Additionally, ABARES publish a number of series, including the Australian quarterly forecast report, Agricultural commodities , since September 2011).

=== History of Agricultural commodities report ===
The Agricultural commodities title replaced Australian commodities: forecasts and issues , March 1994 – June 2011), formerly Agriculture and Resources Quarterly , March 1989 – December 1993).

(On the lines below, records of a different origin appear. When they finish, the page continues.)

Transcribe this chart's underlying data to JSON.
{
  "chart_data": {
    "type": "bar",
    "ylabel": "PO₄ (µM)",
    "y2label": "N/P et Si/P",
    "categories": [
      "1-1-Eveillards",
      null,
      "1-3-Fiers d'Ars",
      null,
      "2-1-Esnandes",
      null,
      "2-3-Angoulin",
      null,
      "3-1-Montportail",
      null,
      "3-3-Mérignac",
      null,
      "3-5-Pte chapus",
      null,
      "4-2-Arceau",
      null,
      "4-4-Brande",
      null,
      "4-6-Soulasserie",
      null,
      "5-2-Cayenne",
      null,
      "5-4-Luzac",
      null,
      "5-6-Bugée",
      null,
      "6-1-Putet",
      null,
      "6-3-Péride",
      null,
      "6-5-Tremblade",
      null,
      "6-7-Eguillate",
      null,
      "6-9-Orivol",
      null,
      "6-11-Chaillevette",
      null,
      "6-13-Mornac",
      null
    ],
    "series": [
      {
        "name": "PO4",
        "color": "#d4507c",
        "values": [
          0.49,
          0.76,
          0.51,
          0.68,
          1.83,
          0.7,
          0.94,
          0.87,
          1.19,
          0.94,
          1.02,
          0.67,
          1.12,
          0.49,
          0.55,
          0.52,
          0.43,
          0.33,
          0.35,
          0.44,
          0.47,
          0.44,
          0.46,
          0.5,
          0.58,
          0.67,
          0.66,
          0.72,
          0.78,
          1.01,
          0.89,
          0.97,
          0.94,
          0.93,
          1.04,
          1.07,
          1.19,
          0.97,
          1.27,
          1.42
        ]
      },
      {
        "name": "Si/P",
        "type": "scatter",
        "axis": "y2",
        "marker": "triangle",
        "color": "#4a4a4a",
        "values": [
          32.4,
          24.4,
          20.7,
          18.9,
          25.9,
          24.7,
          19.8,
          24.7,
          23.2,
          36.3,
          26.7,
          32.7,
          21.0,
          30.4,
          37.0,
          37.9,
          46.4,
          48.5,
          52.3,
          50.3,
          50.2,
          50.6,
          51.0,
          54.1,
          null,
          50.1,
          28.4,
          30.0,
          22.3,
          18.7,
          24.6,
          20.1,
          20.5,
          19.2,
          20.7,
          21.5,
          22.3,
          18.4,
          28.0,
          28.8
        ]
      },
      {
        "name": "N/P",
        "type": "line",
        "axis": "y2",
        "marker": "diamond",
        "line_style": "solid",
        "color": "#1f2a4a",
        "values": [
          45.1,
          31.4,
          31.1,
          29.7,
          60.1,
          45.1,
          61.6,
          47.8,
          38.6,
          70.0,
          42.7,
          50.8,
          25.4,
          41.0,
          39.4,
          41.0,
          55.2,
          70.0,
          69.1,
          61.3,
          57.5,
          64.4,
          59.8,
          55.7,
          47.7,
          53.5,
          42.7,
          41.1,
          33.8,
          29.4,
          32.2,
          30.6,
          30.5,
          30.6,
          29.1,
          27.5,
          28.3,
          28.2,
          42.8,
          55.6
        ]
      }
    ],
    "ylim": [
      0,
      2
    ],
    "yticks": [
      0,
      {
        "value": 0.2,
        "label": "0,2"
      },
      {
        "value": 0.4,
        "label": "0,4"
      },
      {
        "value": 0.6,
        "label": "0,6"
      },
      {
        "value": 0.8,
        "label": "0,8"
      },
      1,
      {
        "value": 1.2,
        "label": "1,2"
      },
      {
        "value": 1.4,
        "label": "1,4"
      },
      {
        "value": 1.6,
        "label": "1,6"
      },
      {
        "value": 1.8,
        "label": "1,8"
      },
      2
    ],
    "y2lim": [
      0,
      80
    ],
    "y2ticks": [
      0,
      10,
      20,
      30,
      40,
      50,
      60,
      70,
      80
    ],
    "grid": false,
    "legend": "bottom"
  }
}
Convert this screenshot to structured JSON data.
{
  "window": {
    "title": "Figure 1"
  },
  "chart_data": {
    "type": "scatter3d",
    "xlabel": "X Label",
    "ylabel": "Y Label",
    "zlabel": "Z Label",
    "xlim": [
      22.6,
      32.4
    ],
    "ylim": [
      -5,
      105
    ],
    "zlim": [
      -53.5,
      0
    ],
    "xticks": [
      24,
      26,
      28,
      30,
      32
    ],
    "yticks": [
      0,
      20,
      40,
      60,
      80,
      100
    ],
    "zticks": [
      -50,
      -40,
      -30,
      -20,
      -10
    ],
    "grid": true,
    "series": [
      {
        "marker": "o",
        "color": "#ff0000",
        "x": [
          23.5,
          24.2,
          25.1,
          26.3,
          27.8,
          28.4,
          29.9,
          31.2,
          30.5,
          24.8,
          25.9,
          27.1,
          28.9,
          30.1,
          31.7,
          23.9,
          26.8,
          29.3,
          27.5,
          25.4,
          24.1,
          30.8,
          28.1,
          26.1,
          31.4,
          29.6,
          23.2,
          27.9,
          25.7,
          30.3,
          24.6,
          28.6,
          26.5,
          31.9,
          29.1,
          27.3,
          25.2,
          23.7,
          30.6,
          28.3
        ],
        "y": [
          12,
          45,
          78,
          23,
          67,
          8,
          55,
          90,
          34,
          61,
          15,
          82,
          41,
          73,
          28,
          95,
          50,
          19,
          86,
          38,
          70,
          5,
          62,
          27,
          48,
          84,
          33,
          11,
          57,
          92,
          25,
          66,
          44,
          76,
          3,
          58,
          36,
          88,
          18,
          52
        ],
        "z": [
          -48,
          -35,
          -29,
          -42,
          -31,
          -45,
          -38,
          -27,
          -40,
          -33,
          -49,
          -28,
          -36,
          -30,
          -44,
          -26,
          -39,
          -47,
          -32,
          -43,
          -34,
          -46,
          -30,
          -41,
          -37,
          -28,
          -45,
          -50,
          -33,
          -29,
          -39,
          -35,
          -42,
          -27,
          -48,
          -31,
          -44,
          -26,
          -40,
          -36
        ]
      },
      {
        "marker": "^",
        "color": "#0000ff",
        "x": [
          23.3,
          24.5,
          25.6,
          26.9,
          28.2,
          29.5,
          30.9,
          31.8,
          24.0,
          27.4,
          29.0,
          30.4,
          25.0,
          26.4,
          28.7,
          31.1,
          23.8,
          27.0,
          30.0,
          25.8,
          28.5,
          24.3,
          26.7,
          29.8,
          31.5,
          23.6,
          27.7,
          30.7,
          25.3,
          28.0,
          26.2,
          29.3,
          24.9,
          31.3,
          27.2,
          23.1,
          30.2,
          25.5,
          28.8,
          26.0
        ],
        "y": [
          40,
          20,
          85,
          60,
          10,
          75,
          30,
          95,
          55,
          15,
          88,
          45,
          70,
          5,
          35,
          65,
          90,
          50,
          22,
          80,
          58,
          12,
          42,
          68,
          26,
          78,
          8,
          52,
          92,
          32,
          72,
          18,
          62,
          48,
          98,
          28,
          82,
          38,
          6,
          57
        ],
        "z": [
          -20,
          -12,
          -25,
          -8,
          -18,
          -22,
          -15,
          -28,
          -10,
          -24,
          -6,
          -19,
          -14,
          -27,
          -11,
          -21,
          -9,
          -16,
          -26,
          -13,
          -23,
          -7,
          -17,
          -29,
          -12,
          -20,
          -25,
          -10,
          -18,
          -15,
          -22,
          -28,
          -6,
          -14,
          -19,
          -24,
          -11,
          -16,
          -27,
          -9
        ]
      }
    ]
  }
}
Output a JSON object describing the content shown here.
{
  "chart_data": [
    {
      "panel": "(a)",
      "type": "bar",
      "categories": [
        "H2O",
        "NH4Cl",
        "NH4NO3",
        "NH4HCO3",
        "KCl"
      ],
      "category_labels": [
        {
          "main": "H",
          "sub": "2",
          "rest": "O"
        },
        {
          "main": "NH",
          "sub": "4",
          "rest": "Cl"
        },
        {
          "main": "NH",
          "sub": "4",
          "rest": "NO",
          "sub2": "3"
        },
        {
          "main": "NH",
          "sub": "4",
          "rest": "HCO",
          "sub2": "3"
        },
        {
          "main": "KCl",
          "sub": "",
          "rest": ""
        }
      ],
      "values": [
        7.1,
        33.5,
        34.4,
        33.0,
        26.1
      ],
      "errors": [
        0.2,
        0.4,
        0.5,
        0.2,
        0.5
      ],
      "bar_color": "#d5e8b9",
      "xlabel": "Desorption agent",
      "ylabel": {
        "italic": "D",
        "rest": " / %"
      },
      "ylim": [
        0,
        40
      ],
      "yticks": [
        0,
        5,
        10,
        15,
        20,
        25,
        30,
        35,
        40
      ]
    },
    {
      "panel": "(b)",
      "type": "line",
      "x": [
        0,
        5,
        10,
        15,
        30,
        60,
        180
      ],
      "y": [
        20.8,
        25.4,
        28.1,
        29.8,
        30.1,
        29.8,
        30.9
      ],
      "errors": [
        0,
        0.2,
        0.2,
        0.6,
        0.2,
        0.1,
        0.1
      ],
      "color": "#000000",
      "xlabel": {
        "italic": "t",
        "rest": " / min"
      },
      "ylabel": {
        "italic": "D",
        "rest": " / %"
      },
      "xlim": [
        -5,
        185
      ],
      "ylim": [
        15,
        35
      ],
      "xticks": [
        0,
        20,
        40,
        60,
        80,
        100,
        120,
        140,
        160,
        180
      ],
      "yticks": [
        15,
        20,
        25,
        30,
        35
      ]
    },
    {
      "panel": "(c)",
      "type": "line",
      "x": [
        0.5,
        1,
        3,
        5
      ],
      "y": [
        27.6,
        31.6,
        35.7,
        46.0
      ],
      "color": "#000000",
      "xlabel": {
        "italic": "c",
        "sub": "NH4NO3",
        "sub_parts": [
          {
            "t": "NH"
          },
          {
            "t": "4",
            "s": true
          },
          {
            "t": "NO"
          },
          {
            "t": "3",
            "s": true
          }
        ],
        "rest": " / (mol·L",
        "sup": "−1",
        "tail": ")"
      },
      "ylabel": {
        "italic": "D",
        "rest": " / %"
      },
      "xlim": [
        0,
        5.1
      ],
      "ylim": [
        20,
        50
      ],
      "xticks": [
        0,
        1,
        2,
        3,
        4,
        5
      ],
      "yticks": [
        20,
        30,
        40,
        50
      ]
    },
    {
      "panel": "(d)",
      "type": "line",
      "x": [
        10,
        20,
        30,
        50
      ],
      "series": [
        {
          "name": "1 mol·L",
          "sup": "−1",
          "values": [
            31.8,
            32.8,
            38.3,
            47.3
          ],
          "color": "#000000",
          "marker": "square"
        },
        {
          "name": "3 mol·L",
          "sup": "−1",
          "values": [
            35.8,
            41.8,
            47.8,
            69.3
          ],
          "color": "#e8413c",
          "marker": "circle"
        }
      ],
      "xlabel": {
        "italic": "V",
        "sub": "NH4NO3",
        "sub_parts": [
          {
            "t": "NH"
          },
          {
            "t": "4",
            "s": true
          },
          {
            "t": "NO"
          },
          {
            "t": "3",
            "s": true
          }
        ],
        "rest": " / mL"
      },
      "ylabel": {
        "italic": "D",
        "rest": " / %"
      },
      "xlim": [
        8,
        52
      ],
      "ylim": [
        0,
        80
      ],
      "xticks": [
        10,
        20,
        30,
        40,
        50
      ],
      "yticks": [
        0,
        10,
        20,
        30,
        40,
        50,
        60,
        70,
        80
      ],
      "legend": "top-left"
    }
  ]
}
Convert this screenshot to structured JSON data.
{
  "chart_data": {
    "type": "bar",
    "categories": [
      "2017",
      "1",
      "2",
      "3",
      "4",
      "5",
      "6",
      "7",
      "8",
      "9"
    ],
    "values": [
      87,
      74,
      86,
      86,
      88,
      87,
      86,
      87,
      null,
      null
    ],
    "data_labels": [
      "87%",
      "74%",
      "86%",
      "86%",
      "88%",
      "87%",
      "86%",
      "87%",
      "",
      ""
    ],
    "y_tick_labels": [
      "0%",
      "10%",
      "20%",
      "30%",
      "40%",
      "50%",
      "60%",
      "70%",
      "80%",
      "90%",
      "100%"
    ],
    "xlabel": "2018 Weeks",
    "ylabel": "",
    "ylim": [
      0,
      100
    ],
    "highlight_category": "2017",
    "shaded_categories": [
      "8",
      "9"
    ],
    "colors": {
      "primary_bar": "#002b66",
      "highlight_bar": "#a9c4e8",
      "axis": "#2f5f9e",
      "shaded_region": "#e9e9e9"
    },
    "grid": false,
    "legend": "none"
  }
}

Agriculture and Resources Quarterly originated from the merging of Resource Trends , September 1986 – December 1988) and Quarterly review of the rural economy , February 1979 – December 1988, previously Quarterly review of agricultural economics , January 1948 – April/July 1978).

== Controversy ==
In February 1998 the Commonwealth Ombudsman produced a report of an investigation into ABARE's external funding of climate change economic modelling. The investigation was instigated after the Australian Conservation Foundation (ACF) sought membership of ABARES' established GIGABARE Steering Committee. ABARES sought a membership fee from ACF which the ACF requested to be waived. After the waiver was declined the ACF then made a formal complaint to the Ombudsman on the basis of:

- ABARES's undisclosed source for research funding,
- ABARES's lack of appropriate guidelines and protocols for private sector funding, where private funded projects informed government decisions, and
- The Steering Committees established by ABARES' were not accessible to organisations without significant financial resources and thus ABARES' role providing assistance and advice would be swayed in favour of business interests.

As a result of the investigation the Ombudsman ruled against ABARES and concluded the GIGABARE committee was constituted by ABARE primarily as a means of raising additional revenue for these projects. As a result of the findings ABARES underwent radical restructuring which aimed to limit the possibility of corrupt or fraudulent behaviour into the future.